Figure 4. FCF alters SEPT9_i1 filamentous organization and localization.

PC-3 cells were treated with FCF for 2 h and grown in normoxia (A) or hypoxia (B) for 4 additional h. They were fixed and processed for immunofluorescent labeling with anti-HIF-1α (red), anti-SEPT9_i1 (green) and DAPI (blue). Staining was analyzed by confocal laser-scanning microscope (magnification x63). (C) Representative cells from each treatment condition presented in (A) were further enlarged (zoom x2) for better visualization of SEPT9_i1 filaments (green).

Figure 5. The effect of FCF on HIF-1α is general to cancer cells but specific only to HIF-1α.

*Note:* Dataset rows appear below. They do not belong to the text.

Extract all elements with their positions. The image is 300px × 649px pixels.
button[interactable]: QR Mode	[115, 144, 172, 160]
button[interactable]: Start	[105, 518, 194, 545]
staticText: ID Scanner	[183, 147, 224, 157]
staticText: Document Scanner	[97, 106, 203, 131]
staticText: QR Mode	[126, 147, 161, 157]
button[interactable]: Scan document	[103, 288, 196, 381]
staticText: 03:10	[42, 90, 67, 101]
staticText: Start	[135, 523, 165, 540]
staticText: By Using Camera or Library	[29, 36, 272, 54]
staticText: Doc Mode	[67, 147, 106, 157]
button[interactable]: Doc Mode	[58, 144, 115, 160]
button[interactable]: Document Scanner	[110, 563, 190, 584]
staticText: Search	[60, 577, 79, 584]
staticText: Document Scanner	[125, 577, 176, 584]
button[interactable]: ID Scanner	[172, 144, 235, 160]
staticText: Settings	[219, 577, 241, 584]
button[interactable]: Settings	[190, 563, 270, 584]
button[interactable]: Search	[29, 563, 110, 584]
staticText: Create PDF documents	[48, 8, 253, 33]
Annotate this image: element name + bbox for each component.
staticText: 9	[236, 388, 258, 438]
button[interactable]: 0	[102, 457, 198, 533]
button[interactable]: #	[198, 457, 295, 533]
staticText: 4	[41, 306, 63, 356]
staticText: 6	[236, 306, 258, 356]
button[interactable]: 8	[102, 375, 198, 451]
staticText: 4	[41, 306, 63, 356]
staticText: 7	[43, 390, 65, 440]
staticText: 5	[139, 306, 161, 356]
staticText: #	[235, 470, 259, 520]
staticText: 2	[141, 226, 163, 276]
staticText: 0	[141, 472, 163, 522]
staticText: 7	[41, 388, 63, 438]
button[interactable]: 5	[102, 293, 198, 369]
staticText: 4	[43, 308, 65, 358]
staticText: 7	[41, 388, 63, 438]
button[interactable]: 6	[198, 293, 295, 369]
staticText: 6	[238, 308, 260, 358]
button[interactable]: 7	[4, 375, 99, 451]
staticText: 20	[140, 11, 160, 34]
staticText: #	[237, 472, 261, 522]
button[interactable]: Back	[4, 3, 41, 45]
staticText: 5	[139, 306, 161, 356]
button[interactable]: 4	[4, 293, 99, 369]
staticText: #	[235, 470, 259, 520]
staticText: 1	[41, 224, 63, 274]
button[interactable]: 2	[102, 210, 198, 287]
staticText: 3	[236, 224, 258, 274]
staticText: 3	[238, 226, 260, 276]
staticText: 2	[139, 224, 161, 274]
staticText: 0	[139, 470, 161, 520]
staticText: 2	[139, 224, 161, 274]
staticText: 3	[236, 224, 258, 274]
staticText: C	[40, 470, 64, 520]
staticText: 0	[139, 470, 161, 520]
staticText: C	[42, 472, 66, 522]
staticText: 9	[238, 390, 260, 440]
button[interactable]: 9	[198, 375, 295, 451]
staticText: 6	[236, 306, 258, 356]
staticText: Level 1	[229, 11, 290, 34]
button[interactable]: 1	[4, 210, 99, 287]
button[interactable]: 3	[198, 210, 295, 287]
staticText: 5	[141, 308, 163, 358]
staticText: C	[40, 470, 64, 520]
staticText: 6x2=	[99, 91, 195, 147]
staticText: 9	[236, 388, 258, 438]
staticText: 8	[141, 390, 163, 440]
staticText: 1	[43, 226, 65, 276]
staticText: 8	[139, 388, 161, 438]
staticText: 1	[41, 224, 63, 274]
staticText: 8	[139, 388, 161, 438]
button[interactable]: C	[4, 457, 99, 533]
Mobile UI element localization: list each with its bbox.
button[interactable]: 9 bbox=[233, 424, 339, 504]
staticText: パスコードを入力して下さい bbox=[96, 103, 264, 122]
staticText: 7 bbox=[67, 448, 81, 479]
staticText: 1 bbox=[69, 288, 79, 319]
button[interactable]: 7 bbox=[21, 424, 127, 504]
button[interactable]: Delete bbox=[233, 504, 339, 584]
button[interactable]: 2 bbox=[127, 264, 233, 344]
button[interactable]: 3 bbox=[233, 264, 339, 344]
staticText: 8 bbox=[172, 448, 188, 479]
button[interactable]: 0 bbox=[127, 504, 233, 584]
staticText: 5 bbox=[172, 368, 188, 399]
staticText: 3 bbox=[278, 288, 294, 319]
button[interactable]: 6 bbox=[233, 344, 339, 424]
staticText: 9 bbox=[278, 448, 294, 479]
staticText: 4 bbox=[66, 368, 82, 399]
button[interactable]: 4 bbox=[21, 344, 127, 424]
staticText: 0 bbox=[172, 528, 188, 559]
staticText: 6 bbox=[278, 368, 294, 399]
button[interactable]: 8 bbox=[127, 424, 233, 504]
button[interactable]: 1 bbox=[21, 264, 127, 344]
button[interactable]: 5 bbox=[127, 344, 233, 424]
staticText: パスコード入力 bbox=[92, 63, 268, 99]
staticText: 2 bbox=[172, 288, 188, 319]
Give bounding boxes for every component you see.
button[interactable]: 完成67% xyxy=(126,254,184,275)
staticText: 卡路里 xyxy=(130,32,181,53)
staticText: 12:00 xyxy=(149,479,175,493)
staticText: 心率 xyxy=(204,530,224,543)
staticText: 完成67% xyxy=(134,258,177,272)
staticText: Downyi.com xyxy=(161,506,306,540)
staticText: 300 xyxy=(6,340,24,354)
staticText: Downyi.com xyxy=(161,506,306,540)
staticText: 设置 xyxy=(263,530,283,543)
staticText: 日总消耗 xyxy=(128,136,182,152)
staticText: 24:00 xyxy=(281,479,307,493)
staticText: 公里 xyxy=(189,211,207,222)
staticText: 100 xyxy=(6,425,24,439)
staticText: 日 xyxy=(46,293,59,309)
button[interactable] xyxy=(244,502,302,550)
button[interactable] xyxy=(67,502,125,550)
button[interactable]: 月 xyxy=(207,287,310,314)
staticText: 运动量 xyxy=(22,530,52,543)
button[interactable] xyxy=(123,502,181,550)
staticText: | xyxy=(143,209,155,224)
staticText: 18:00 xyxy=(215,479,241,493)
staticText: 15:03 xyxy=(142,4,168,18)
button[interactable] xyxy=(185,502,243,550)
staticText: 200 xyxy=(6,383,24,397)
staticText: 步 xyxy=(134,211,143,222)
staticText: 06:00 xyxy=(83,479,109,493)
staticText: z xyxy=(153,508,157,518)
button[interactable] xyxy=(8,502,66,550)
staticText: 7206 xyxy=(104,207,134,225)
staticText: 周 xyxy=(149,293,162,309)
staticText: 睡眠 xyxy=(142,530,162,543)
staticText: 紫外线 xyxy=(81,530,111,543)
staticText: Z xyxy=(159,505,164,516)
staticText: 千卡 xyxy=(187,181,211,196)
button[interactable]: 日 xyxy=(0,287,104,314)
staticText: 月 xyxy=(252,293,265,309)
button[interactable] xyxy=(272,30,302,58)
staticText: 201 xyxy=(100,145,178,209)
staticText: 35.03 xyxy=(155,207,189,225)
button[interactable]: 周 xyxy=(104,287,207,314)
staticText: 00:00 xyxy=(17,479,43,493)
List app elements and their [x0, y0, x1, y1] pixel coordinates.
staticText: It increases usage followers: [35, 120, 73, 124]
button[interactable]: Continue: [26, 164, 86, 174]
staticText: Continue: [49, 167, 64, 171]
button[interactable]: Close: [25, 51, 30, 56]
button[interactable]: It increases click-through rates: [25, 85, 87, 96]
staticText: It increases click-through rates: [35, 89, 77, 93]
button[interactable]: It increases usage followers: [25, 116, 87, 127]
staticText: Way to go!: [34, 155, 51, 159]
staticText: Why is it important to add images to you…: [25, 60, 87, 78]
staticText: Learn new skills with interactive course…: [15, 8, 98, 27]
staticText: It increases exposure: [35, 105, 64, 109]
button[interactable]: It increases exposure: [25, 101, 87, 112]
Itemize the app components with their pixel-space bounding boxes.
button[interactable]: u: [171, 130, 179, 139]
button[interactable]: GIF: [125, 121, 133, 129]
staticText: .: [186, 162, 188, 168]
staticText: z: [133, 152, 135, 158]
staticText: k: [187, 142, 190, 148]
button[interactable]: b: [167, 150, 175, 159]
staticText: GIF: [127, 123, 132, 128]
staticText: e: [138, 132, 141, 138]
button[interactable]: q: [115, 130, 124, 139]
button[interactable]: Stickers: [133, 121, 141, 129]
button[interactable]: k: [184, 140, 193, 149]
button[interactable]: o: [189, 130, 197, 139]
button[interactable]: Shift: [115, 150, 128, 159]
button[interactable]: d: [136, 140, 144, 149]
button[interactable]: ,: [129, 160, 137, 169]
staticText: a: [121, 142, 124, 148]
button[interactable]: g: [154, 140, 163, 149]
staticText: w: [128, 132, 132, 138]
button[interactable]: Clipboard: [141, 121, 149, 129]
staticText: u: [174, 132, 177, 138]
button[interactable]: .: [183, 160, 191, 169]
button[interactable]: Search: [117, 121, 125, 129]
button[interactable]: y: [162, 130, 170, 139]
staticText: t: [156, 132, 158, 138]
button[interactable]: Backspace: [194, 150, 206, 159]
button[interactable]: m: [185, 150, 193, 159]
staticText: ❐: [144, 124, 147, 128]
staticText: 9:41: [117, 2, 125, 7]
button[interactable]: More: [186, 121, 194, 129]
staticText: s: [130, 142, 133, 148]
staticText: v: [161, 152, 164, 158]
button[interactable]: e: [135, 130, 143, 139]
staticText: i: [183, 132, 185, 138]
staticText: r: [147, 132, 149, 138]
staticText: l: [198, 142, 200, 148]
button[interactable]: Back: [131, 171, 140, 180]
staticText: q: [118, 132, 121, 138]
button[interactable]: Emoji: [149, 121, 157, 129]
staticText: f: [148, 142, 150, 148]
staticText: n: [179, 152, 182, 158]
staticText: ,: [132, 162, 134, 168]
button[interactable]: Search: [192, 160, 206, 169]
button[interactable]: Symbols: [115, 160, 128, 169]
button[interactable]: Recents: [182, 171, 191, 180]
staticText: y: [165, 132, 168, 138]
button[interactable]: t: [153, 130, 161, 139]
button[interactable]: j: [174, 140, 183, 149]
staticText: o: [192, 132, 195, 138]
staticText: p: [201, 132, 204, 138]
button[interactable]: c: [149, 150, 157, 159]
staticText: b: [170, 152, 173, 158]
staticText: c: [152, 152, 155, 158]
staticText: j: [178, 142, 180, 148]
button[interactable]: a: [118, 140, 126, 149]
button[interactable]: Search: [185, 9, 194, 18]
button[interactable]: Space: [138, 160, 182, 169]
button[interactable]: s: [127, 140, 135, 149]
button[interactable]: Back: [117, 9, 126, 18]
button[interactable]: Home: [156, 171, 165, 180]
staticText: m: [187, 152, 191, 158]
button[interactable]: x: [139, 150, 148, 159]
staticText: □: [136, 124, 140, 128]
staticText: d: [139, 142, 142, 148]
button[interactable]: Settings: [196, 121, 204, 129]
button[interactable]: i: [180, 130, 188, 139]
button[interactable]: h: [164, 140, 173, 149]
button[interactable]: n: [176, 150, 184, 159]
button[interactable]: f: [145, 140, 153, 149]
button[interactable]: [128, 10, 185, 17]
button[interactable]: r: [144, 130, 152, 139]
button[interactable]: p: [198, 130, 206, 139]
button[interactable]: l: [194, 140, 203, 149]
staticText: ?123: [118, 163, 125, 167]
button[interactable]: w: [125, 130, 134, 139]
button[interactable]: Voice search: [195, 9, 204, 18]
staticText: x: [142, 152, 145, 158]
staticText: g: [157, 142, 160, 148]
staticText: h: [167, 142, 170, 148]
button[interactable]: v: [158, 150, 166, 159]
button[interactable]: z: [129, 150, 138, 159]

(A) The indicated cancer cells were treated with 100 μM FCF for 4 h under normoxia or hypoxia. Whole cellular extracts were subjected to Western blot analysis using anti-HIF-1α and anti-SEPT9_i1 antibodies. (B) PC-3 cells were treated with FCF as indicated and subjected to normoxia or hypoxia for 6 h. Whole cell extracts were analyzed by SDS-PAGE and immunoblotted with antibodies to HIF-1α, HIF-2α and tubulin. (C) PC-3 cells were transiently transfected with reporter plasmid expressing luciferase under the control of PTHrP P2 promoter (specific to HIF-2α). After 24 h of transfection, the cells were pretreated with FCF for 2 h and then subjected to normoxia or hypoxia for 48 h. Whole cell extracts were analyzed by luciferase luminescence assay. Arbitrary luciferase activity units were normalized to the amount of protein in each assay point. Columns, mean (n = 3); bars, SD. *P < 0.05.